Procès des étudiants de Ben Aknoun

Procès des étudiants de Ben Aknoun

Le tribunal prononce des peines avec sursis

Par Farouk Lekhmici, Liberté, 17 mars 2005

Le tribunal de Bir Mourad Rais a rendu hier son verdict dans le procès des étudiants de Ben Aknoun, condamnant deux d’entre eux à une année de prison avec sursis et trente autres à quatre mois de prison avec sursis. L’affaire a été jugée en audience le mercredi 9 mars, et les prévenus ont eu à répondre des chefs d’accusation d’“incitation à attroupement”, d’“attroupement” et de “séquestration de personne”. La représentante du ministère public avait alors requis des peines de deux ans de prison ferme contre Babi Achour, étudiant de quatrième année sciences politiques, et Lardjimi Farid, deuxième année sciences de la mer, d’une part, deux mois de prison ferme contre chacun de leurs trente camarades. À la faveur de ce verdict, Achour et Farid, qui se trouvaient sous mandat de dépôt à la prison d’El-Harrach depuis plus de deux mois, devaient retrouver leur liberté dès hier en début d’après-midi. À leur sortie du tribunal, et bien que sous le coup d’une condamnation qu’ils qualifient d’“injuste”, de “sévère”, voire de “scandaleuse” pour certains, les étudiants n’ont pas caché leur joie de “ne pas avoir à croupir dans une cellule à El-Harrach” et surtout leur bonheur, disent-ils, de “retrouver enfin Achour et Farid qui, eux, ont déjà lourdement payé”. La genèse de l’affaire remonte au 13 décembre dernier.
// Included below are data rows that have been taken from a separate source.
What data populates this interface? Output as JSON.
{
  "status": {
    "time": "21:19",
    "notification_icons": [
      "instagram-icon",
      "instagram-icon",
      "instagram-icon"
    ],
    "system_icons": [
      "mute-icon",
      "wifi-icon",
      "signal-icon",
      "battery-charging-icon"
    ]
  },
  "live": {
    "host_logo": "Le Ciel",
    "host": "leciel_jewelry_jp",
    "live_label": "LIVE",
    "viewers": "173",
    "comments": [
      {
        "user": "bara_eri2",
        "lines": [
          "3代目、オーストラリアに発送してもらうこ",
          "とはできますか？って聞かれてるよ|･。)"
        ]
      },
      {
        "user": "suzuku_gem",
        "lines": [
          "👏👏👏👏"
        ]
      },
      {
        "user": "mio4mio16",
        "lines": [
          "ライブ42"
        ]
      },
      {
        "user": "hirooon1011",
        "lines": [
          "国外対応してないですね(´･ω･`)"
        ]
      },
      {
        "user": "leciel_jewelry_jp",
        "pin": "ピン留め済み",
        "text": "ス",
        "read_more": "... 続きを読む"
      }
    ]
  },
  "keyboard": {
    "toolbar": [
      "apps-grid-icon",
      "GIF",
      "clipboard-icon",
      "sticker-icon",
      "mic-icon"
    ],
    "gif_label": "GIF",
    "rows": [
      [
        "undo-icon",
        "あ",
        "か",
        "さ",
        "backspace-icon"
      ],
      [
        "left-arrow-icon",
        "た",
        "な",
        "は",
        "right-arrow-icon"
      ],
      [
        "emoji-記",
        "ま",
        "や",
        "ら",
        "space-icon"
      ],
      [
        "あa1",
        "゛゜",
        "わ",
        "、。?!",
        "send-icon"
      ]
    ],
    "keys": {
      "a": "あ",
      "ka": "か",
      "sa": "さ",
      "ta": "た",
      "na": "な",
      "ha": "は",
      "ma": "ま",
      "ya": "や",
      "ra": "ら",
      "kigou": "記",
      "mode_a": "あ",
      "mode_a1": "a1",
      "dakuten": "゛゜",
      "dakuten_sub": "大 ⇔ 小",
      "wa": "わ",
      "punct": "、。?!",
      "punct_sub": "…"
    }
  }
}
Ce jour-là, les forces de l’ordre avaient procédé à l’arrestation de six étudiants, dont Merzouk Hamitouche. Ils étaient accusés d’avoir, la veille, lors d’un mouvement de protestation, détruit des locaux de l’administration de la cité universitaire Taleb-Abderrahmane.
Contrairement à ses camarades qui seront remis en liberté conditionnelle, Hamitouche sera maintenu en détention pendant 61 jours. C’est durant cette période, précisément dans la soirée du 10 janvier, que les étudiants avaient organisé un rassemblement dans l’enceinte de leur faculté, à Ben Aknoun (ex-ITFC), dans le cadre d’un mouvement de solidarité qui avait gagné d’autres villes universitaires, notamment Tizi Ouzou et Béjaïa.
Cette action avait été durement réprimée par les forces de l’ordre qui, intervenant à la demande du recteur de l’université et du doyen de la faculté, avaient procédé à de nouvelles arrestations parmi les étudiants qui seront accusés d’ “incitation à attroupement”, d’“attroupement” et de “séquestrer” le doyen. Des chefs d’accusation que les avocats de la défense, dont certains ont été constitués par les accusés et d’autres, comme Me Guenane Abdelmoutalib, par la Ligue algérienne de défense des droits de l’Homme (Laddh) et d’autres encore par le FFS, s’étaient employés à démolir méthodiquement lors de l’audience du 9 mars. Le collectif de la défense compte faire appel du verdict rendu hier. “Un acquittement pur et simple est le seul verdict acceptable”, disait Me Guenane.
——————–

Le collectif des étudiants d’Alger réagit

“Le pouvoir veut nous faire taire”

Par Rédaction de Liberté, 17 mars 2005

Le Collectif de étudiants autonomes de l’Université d’Alger, réagissant hier au verdict du tribunal de Bir-Mourad-Raïs, a dénoncé la volonté manifeste des autorités d’interdire “tout regroupement d’étudiants à l’intérieur de la faculté”, s’est dit “mobilisé” pour défendre les droits des étudiants et appelle ces derniers à rester “attentifs à tout frémissement du vent de liberté en ces moments de régression, (…) et de recul des luttes”. Dans une déclaration parvenue à notre rédaction, le collectif estime que les tentatives de musellement dont font l’objet les étudiants sont de nature à “légaliser la violence dans les campus universitaires” et qu’elles visent à “casser toutes les formes d’organisations autonomes et syndicales” et à “faire taire les étudiants à jamais”. Les rédacteurs de la déclaration constatent que les pratiques “tyranniques et répressives du pouvoir” sont révélatrices de son incapacité à concevoir “une vision claire et rationnelle” à même de résoudre “la crise qui a sclérosé l’université” et regrettent que ce même pouvoir ait “délégué ses responsabilités à la police et aux délateurs de tous bords”.